COMPASS Refugee Centre is pleased to have Riley Macnab, a law student from the University of Western Ontario, interning with us this summer. We have invited him to share his authentic and profound perspective as he learns about the refugee claim journey in Canada. We will have two posts this month, and it’s all Riley! Enjoy!!
Newcomer to New Coming: What I’ve Learned About Canada’s Refugee System So Far
Author: Riley Macnab
Photo by Daniel Dalea on Unsplash.
I’ll be honest; when I first started my internship with COMPASS I wasn’t sure what I was getting myself into. I had a basic understanding of immigration law from school, but refugee law? That felt distant. The kind of thing I’d read about in textbooks, or skim past in headlines. I thought I understood the broad strokes: people flee danger, Canada steps in, protection is granted. Clean, procedural, maybe even a little idealistic.
As it turns out, it’s nothing like that.
Imagine we sit down to play a card game. You’re dealt a hand. You start to play, following the rules as they’ve been explained. Then, halfway through, I quietly switch the rules. Suddenly, that card you just played? It’s no longer valid. The move you made? Doesn’t count anymore. You’d probably feel confused. Frustrated. Maybe even cheated. Now imagine it’s not a game, and the outcome isn’t winning or losing points. It’s whether you get to stay in Canada. Whether you get to work. Whether you’re safe. That’s what many refugee claimants are up against. Constantly shifting policies, unclear communication between agencies, and decisions that feel arbitrary, even life-altering. And unlike in a game, there are no do overs.

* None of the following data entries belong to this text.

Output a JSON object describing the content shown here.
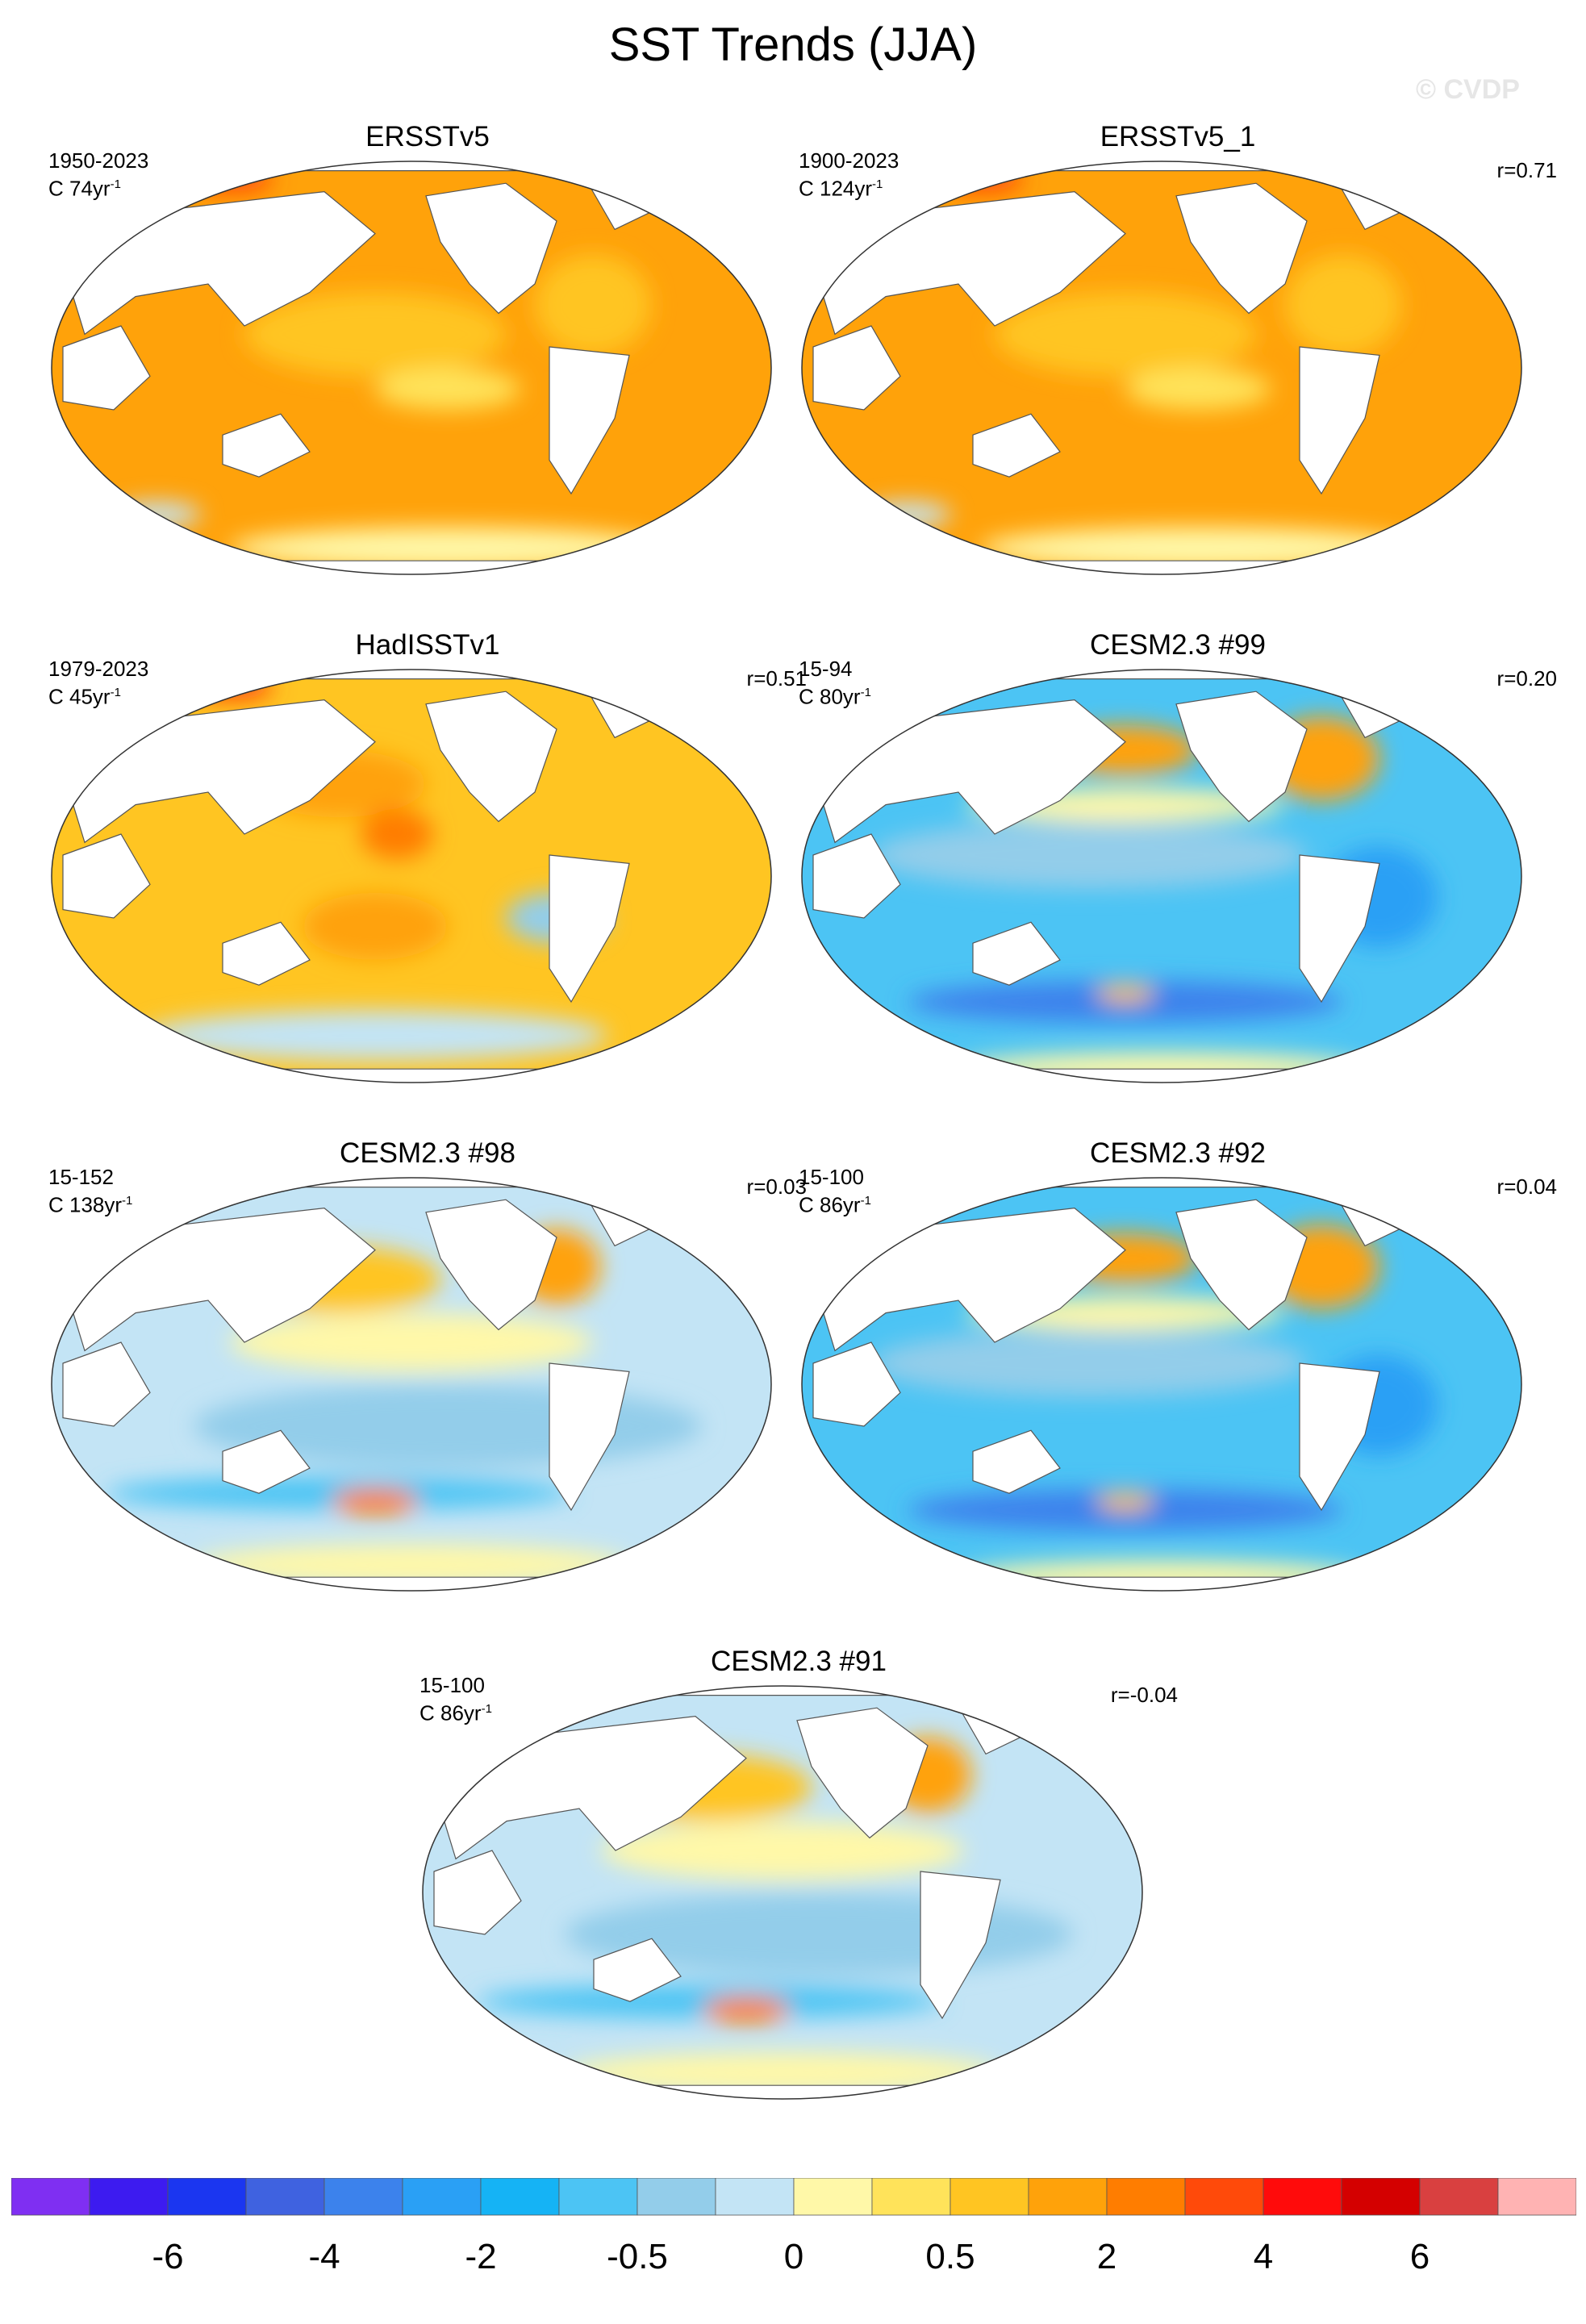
{
  "figure_title": "SST Trends (JJA)",
  "watermark": "© CVDP",
  "chart_data": {
    "type": "map-panels",
    "variable": "SST trend",
    "season": "JJA",
    "projection": "Robinson (global)",
    "panels": [
      {
        "title": "ERSSTv5",
        "period": "1950-2023",
        "units_line": "C 74yr",
        "units_exp": "-1",
        "r": "",
        "pattern": "warm"
      },
      {
        "title": "ERSSTv5_1",
        "period": "1900-2023",
        "units_line": "C 124yr",
        "units_exp": "-1",
        "r": "r=0.71",
        "pattern": "warm"
      },
      {
        "title": "HadISSTv1",
        "period": "1979-2023",
        "units_line": "C 45yr",
        "units_exp": "-1",
        "r": "r=0.51",
        "pattern": "warm-mixed"
      },
      {
        "title": "CESM2.3 #99",
        "period": "15-94",
        "units_line": "C 80yr",
        "units_exp": "-1",
        "r": "r=0.20",
        "pattern": "cool"
      },
      {
        "title": "CESM2.3 #98",
        "period": "15-152",
        "units_line": "C 138yr",
        "units_exp": "-1",
        "r": "r=0.03",
        "pattern": "mixed"
      },
      {
        "title": "CESM2.3 #92",
        "period": "15-100",
        "units_line": "C 86yr",
        "units_exp": "-1",
        "r": "r=0.04",
        "pattern": "cool"
      },
      {
        "title": "CESM2.3 #91",
        "period": "15-100",
        "units_line": "C 86yr",
        "units_exp": "-1",
        "r": "r=-0.04",
        "pattern": "mixed"
      }
    ],
    "colorbar": {
      "levels": [
        -8,
        -6,
        -5,
        -4,
        -3,
        -2,
        -1,
        -0.5,
        -0.25,
        0,
        0.25,
        0.5,
        1,
        2,
        3,
        4,
        5,
        6,
        8
      ],
      "tick_labels": [
        "-6",
        "-4",
        "-2",
        "-0.5",
        "0",
        "0.5",
        "2",
        "4",
        "6"
      ],
      "colors": [
        "#7f2ff2",
        "#3d1bf0",
        "#1b36f0",
        "#3f62e0",
        "#3c82ec",
        "#2aa0f5",
        "#15b3f5",
        "#4cc4f4",
        "#93cdea",
        "#c3e4f5",
        "#fff8a8",
        "#ffe35a",
        "#ffc522",
        "#ffa20a",
        "#ff7d00",
        "#ff4a0a",
        "#ff0b0b",
        "#d40000",
        "#d94040",
        "#ffb3b3"
      ]
    }
  }
}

Working in this space has completely shifted how I see refugee claims, not just legally, but emotionally. It’s hard to explain just how complicated the system really is until you see it up close. Refugee protection isn’t a straight line. It’s a maze. You have IRCC handling paperwork, CBSA patrolling the borders, the IRB conducting hearings, and barely any of these bodies talk to each other. People wait months (or years) for decisions. They get lost in the shuffle. Some don’t have access to legal support at all. If you mix in language barriers, domestic and international changes, and the world of politics changing everyday, you may have 15% of the understanding of the challenges newcomers face.
What hit me hardest was how off public perception truly is. We have all heard the same comments: “we’re too soft” “anyone can get in” “what about the job market”; that the system and Canadians are being taken advantage of. But the reality I’ve seen doesn’t match those narratives. Most claimants are exhausted. Isolated. Trying to explain their trauma in a second language. They’re not gaming the system, they’re just trying to survive it.
If you’ve never had to fill out a Basis of Claim form, or sit through a refugee hearing, or wait for a decision that could determine whether you stay or get deported, it’s easy to judge from a distance. But I’d challenge anyone reading this to get closer. Sit in discomfort. Allow yourself to relearn. Ask questions. Read beyond the headlines. Support the organizations doing the hard, invisible work to help people get through this system with dignity. Form your opinion on fact rather than perception.
I came into this internship as a total newcomer to immigration law, and I’m definitely still learning. But the one thing that has already made itself abundantly clear is that the people that are crossing the borders aren’t the problem. The problem is an inconsistent system that treats protection like a privilege instead of a right.